The Atlanta Journal-Constitution
Feds might not charge all who entered Capitol
Debate gathers steam, centers around court being overwhelmed.
Authorities are debating whether to charge everyone or focus only on those who did more than just go inside the U.S. Capitol.
WASHINGTON — Federal law enforcement officials are privately debating whether they should decline to charge some of the individuals who stormed the U.S. Capitol this month — a politically loaded proposition but one alert to the practical concern that hundreds of such cases could swamp the local courthouse.
The internal discussions are in their early stages, and no decisions have been reached about whether to forgo charging some of those who illegally entered the Capitol on Jan. 6, according to multiple people familiar with the discussions.
Justice Department officials have promised a relentless effort to identify and arrest those who stormed the Capitol that day, but internally there is robust backand-forth about whether charging them all is the best course of action. That debate comes at a time when officials are keenly sensitive that the credibility of the Justice Department and the FBI are at stake in such decisions, given the apparent security and intelligence failures that preceded the riot, these people said, speaking on the condition of anonymity to discuss legal deliberations.
Federal officials estimate that roughly 800 people surged into the building, though they caution that such numbers are imprecise, and the real figure could be off by 100 or more in either direction. Among those roughly 800 people, FBI agents and prosecutors have so far seen a broad mix of behavior — from wanton vandalism to simply going with the crowd into the building.
Some federal officials have argued internally that people
who are known only to have committed unlawful entry should not be charged, according to people familiar with the discussions.
Other agents and prosecutors have pushed back against that suggestion, arguing that it is important to send a forceful message that the kind of political violence and mayhem on display Jan. 6 needs to be punished to the full extent of the law, so as to discourage similar conduct.
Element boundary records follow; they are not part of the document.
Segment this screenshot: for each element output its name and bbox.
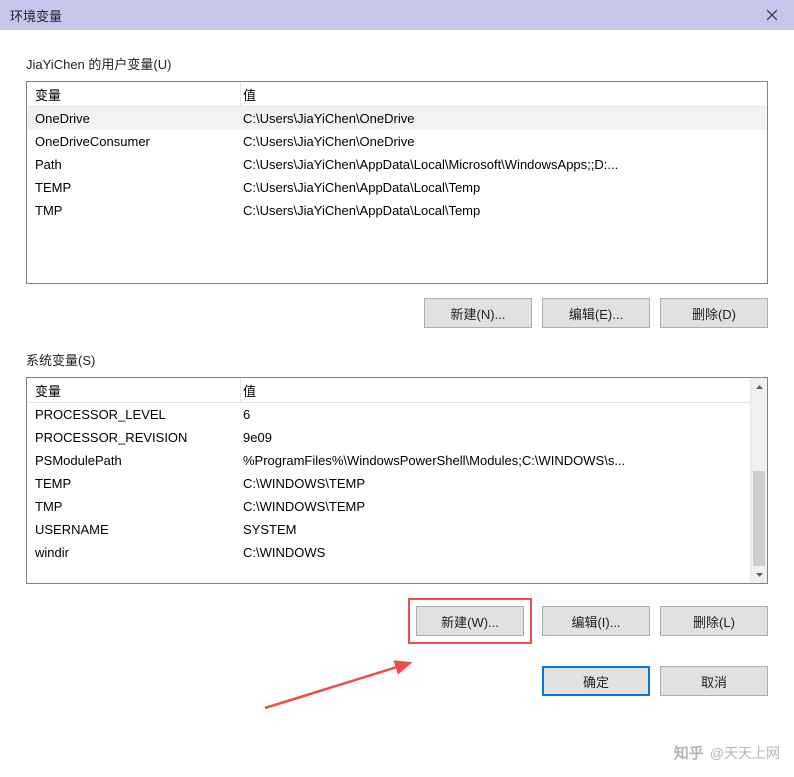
table-row[interactable]: PROCESSOR_LEVEL 6 <box>27 403 750 426</box>
cell-variable: TMP <box>27 203 241 218</box>
cell-value: %ProgramFiles%\WindowsPowerShell\Modules… <box>241 453 750 468</box>
watermark-author: @天天上网 <box>710 743 780 763</box>
table-row[interactable]: TMP C:\Users\JiaYiChen\AppData\Local\Tem… <box>27 199 767 222</box>
close-icon <box>767 10 777 20</box>
table-row[interactable]: USERNAME SYSTEM <box>27 518 750 541</box>
cancel-button[interactable]: 取消 <box>660 666 768 696</box>
scroll-up-button[interactable] <box>751 378 767 395</box>
cell-value: C:\Users\JiaYiChen\AppData\Local\Temp <box>241 180 767 195</box>
user-vars-label: JiaYiChen 的用户变量(U) <box>26 54 768 73</box>
cell-variable: Path <box>27 157 241 172</box>
table-row[interactable]: PSModulePath %ProgramFiles%\WindowsPower… <box>27 449 750 472</box>
table-row[interactable]: Path C:\Users\JiaYiChen\AppData\Local\Mi… <box>27 153 767 176</box>
col-header-variable[interactable]: 变量 <box>27 82 241 106</box>
cell-value: C:\WINDOWS <box>241 545 750 560</box>
ok-button[interactable]: 确定 <box>542 666 650 696</box>
scroll-track[interactable] <box>751 395 767 566</box>
col-header-variable[interactable]: 变量 <box>27 378 241 402</box>
table-row[interactable]: OneDriveConsumer C:\Users\JiaYiChen\OneD… <box>27 130 767 153</box>
col-header-value[interactable]: 值 <box>241 82 767 106</box>
table-row[interactable]: windir C:\WINDOWS <box>27 541 750 564</box>
cell-value: 6 <box>241 407 750 422</box>
scroll-thumb[interactable] <box>753 471 765 566</box>
window-title: 环境变量 <box>10 6 62 25</box>
cell-variable: PROCESSOR_LEVEL <box>27 407 241 422</box>
user-vars-listbox[interactable]: 变量 值 OneDrive C:\Users\JiaYiChen\OneDriv… <box>26 81 768 284</box>
cell-value: C:\Users\JiaYiChen\AppData\Local\Microso… <box>241 157 767 172</box>
col-header-value[interactable]: 值 <box>241 378 750 402</box>
system-vars-list-inner: 变量 值 PROCESSOR_LEVEL 6 PROCESSOR_REVISIO… <box>27 378 750 583</box>
scroll-down-button[interactable] <box>751 566 767 583</box>
cell-value: C:\WINDOWS\TEMP <box>241 476 750 491</box>
system-vars-scrollbar[interactable] <box>750 378 767 583</box>
dialog-content: JiaYiChen 的用户变量(U) 变量 值 OneDrive C:\User… <box>0 30 794 710</box>
system-vars-buttons: 新建(W)... 编辑(I)... 删除(L) <box>26 598 768 644</box>
cell-value: C:\Users\JiaYiChen\AppData\Local\Temp <box>241 203 767 218</box>
cell-variable: windir <box>27 545 241 560</box>
cell-variable: TEMP <box>27 476 241 491</box>
table-row[interactable]: TMP C:\WINDOWS\TEMP <box>27 495 750 518</box>
cell-variable: OneDriveConsumer <box>27 134 241 149</box>
close-button[interactable] <box>749 0 794 30</box>
user-delete-button[interactable]: 删除(D) <box>660 298 768 328</box>
cell-variable: PSModulePath <box>27 453 241 468</box>
cell-variable: PROCESSOR_REVISION <box>27 430 241 445</box>
table-row[interactable]: PROCESSOR_REVISION 9e09 <box>27 426 750 449</box>
table-row[interactable]: OneDrive C:\Users\JiaYiChen\OneDrive <box>27 107 767 130</box>
system-new-button[interactable]: 新建(W)... <box>416 606 524 636</box>
table-row[interactable]: TEMP C:\WINDOWS\TEMP <box>27 472 750 495</box>
cell-value: SYSTEM <box>241 522 750 537</box>
cell-variable: OneDrive <box>27 111 241 126</box>
cell-value: C:\Users\JiaYiChen\OneDrive <box>241 134 767 149</box>
cell-value: C:\Users\JiaYiChen\OneDrive <box>241 111 767 126</box>
user-vars-header[interactable]: 变量 值 <box>27 82 767 107</box>
highlight-annotation: 新建(W)... <box>408 598 532 644</box>
system-delete-button[interactable]: 删除(L) <box>660 606 768 636</box>
chevron-up-icon <box>756 385 763 389</box>
chevron-down-icon <box>756 573 763 577</box>
titlebar: 环境变量 <box>0 0 794 30</box>
table-row[interactable]: TEMP C:\Users\JiaYiChen\AppData\Local\Te… <box>27 176 767 199</box>
watermark-brand: 知乎 <box>674 742 704 763</box>
cell-value: C:\WINDOWS\TEMP <box>241 499 750 514</box>
watermark: 知乎 @天天上网 <box>674 742 780 763</box>
dialog-footer-buttons: 确定 取消 <box>26 666 768 696</box>
system-vars-listbox[interactable]: 变量 值 PROCESSOR_LEVEL 6 PROCESSOR_REVISIO… <box>26 377 768 584</box>
system-edit-button[interactable]: 编辑(I)... <box>542 606 650 636</box>
user-vars-buttons: 新建(N)... 编辑(E)... 删除(D) <box>26 298 768 328</box>
cell-value: 9e09 <box>241 430 750 445</box>
cell-variable: TMP <box>27 499 241 514</box>
user-new-button[interactable]: 新建(N)... <box>424 298 532 328</box>
cell-variable: USERNAME <box>27 522 241 537</box>
system-vars-label: 系统变量(S) <box>26 350 768 369</box>
user-edit-button[interactable]: 编辑(E)... <box>542 298 650 328</box>
cell-variable: TEMP <box>27 180 241 195</box>
system-vars-header[interactable]: 变量 值 <box>27 378 750 403</box>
The Justice Department has already charged more than 135 individuals with committing crimes in or around the Capitol building, and many more are expected to be charged in the coming weeks and months. By mid-january, the FBI had already received more than 200,000 tips from the public about the riot, in addition to news footage and police officer testimony.
The primary objective for authorities is to determine which individuals, if any, planned, orchestrated or directed the violence. To that end, the FBI has already found worrying linkages within such extremist groups as the Proud Boys, Oath Keepers, and Three Percenters, and is looking
to see if those groups coordinated with each other to storm the building, according to people familiar with the investigation.
Prosecutors have signaled they are looking to bring charges of seditious conspiracy against anyone who planned and carried out violence aimed at the government — a charge that carries a maximum possible prison sentence of 20 years.
Nevertheless, these people said, some in federal law enforcement are concerned that charging people solely with unlawful entry, when they are not known to have committed any other bad acts, could lead to losses if they go to trial.
“If an old man says all he did was walk in and no one tried to stop him, and he walked out and no one tried to stop him, and that’s all we know about what he did, that’s a case we may not win,” one official said.
Meanwhile, defense lawyers for some of those charged are contemplating something akin to a “Trump defense” — that the president or other authority figures gave them permission or invited them to commit an otherwise illegal act.